We have the length of member AB is ${d_1} = 3\;{\rm{m}}$.

We have the length of member BC is ${d_2} = 4\;{\rm{m}}$.

 
Step 3

The magnitude of the equivalent resultant force along the horizontal line is,

\[{F_x} = {F_2}{d_2}\]
 
Step 4

Substitute the values in the above expression.

\[\begin{array}{l} {F_x} = \left( {2\;{\rm{kN/m}}} \right)\left( {4\;{\rm{m}}} \right)\\ {F_x} = 8\;{\rm{kN}}\;\left( {{\rm{left}}} \right) \end{array}\]
 
Step 5

The magnitude of the equivalent resultant force along the vertical line is,

\[{F_y} = {F_1}{d_1}\]
 
Step 6

Substitute the values in the above expression.

\[\begin{array}{l} {F_y} = \left( {3\;{\rm{kN/m}}} \right)\left( {3\;{\rm{m}}} \right)\\ {F_y} = 9\;{\rm{kN}}\;\left( {{\rm{down}}} \right) \end{array}\]
 
Step 7

The magnitude of the equivalent resultant force is,

\[F = \sqrt {{{\left( {{F_x}} \right)}^2} + {{\left( {{F_y}} \right)}^2}} \]
 
Step 8

Substitute the values in the above expression.

\[\begin{array}{l} F = \sqrt {{{\left( {8\;{\rm{kN}}} \right)}^2} + {{\left( {9\;{\rm{kN}}} \right)}^2}} \\ F = 12.04\;{\rm{kN}} \end{array}\]
 
Step 9

The direction of the equivalent resultant force is,

\[\tan \theta = \frac{{{F_y}}}{{{F_x}}}\]
 
Step 10

Substitute the values in the above expression.

\[\begin{array}{c} \tan \theta = \frac{{9\;{\rm{kN}}}}{{8\;{\rm{kN}}}}\\ \theta = 48.4^\circ \end{array}\]

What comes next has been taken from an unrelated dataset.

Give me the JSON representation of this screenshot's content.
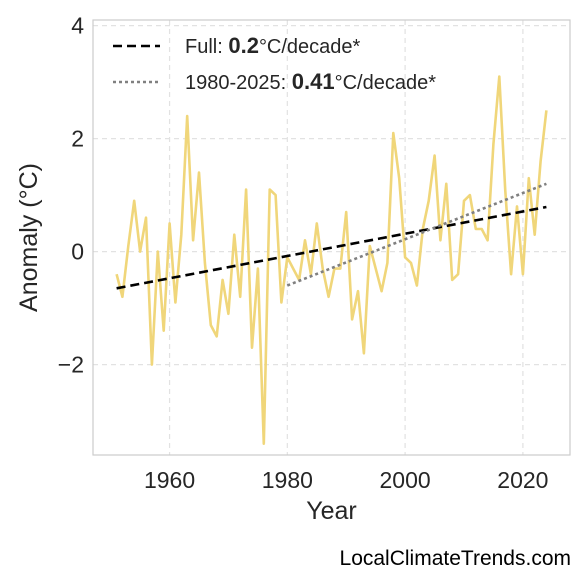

The direction of the equivalent resultant force is $48.4^\circ $ from negative x-axis.

 
Step 11

The location of resultant force by calculating moment about point A is,

\[\begin{array}{c} \Sigma {M_A} = 0\\ {F_x}x + {F_y}y = {F_1}{d_1}\left( {\frac{{{d_1}}}{2}} \right) + {F_2}{d_2}\left( {\frac{{{d_2}}}{2}} \right) \end{array}\]
 
Step 12

Substitute the values in the above expression.

\[\begin{array}{c} \left( {8\;{\rm{kN}}} \right)x + \left( {9\;{\rm{kN}}} \right)y = \left( {3\;{\rm{kN/m}}} \right)\left( {3\;{\rm{m}}} \right)\left( {\frac{{3\;{\rm{m}}}}{2}} \right) + \left( {2\;{\rm{kN/m}}} \right)\left( {4\;{\rm{m}}} \right)\left( {\frac{{4\;{\rm{m}}}}{2}} \right)\\ 8x + 9y = 29.5\;{\rm{m}} \end{array}\]

Along member AB, $x = 0$. Now,

\[\begin{array}{c} 8\left( 0 \right) + 9y = 29.5\;{\rm{m}}\\ y = 3.28\;{\rm{m}} \end{array}\]
 
Step 13

The location where its line of action intersects a horizontal line along member AB, measured from A is,

\[d = y\]
 
Step 14

Substitute the values in the above expression.

\[d = 3.28\;{\rm{m}}\]